Она подошла ко мне совсем близко.
— Если попытаешься предъявить свои права, будь то имущество, деньги или отец, я тебя уничтожу, — вдруг неожиданно тихо и ласково произнесла она. — Тебе не мной не тягаться.
— Мне от вас ничего не нужно, — отозвалась я, с удивлением и гневом чувствуя в голосе дрожь. — Понятно? — почти крикнула я.
Мачеха поморщилась и, явно преодолевая отвращение, поправила мне капюшон, заставив напрячься каждую мышцу в теле.
— Ты меня не обманешь. Я бы хотела сказать, что ты — такая же, как твоя мать. Но это будет выглядеть, как в дешевой драме, — презрительно проговорила Рита.
Кружащийся снег, холод, разрезающий, как скальпелем, темноту свет фар, звуки, все это на мгновение исчезло, стерлось из головы, оставив место только одному образу — образу мачехи. Мачехи, которой опять от меня что-то понадобилось. Мачехи, которая угрожала мне. Мачехи, которая говорила мне непростительно обидные и странные вещи.

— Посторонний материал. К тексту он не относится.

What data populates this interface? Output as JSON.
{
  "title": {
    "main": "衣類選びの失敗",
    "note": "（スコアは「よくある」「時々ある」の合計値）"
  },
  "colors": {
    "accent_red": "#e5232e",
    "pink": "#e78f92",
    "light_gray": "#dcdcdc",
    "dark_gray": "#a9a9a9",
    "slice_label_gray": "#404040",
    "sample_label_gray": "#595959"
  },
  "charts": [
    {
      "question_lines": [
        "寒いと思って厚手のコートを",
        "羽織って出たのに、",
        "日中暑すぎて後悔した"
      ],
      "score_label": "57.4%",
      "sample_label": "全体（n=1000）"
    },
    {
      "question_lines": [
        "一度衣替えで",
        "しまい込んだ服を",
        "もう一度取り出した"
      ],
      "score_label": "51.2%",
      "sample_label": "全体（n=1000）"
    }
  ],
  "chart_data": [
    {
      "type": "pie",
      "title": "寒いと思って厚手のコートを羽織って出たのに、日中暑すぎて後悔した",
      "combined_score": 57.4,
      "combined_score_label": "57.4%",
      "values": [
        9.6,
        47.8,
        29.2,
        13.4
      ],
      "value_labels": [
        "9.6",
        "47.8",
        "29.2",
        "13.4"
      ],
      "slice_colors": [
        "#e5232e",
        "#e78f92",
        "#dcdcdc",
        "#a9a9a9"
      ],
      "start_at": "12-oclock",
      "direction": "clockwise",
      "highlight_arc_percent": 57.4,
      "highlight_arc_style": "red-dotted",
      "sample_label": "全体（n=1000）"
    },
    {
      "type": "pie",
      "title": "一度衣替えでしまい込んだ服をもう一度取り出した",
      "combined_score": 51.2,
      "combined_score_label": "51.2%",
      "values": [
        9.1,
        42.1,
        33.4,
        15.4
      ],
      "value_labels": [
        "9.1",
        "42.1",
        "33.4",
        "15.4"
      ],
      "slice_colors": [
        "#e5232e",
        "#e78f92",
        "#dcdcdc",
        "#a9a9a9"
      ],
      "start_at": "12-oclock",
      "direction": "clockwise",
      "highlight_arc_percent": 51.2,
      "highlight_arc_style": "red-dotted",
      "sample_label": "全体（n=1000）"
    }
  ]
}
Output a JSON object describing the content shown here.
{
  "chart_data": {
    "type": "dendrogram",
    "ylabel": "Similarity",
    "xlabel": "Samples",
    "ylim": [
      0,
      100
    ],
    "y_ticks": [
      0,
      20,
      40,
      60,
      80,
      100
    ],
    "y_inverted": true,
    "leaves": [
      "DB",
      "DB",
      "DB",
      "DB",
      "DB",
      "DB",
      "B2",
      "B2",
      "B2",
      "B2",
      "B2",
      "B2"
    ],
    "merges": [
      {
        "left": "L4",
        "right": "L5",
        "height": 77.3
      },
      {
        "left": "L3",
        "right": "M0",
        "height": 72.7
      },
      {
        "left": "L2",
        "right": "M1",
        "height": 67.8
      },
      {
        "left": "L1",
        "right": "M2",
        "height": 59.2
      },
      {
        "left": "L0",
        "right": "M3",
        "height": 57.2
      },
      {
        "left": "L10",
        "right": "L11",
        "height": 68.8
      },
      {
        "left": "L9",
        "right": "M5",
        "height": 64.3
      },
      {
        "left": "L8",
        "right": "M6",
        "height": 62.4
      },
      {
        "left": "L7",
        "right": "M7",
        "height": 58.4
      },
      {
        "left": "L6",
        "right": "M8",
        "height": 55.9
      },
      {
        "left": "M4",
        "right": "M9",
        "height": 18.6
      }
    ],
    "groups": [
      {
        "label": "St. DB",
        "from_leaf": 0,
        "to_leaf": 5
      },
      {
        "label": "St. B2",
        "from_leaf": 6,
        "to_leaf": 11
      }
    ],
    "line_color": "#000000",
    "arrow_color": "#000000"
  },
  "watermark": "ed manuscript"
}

— Я не понимаю вас, — почти проговорила сквозь плотно сжатые зубы я.
— Я повторю еще раз. Более доходчиво. Выработаю рефлекс, как у собаки Павлова. Ты. — И она ударила меня по лицу ладонью, обтянутой тонкой черной кожей перчатки. Звонко, хлестко, со вкусом. Я оцепенела. — Не смей. — Пощечина по второй щеке показалась на морозе огненной. — Приближаться. — Рита третий раз занесла руку для следующей пощечины, которой вознамерилась наградить меня, решив каждое свое слово иллюстрировать болью, но больше ей ничего мне сделать не удалось — мой юный спутник перехватил руку мачехи.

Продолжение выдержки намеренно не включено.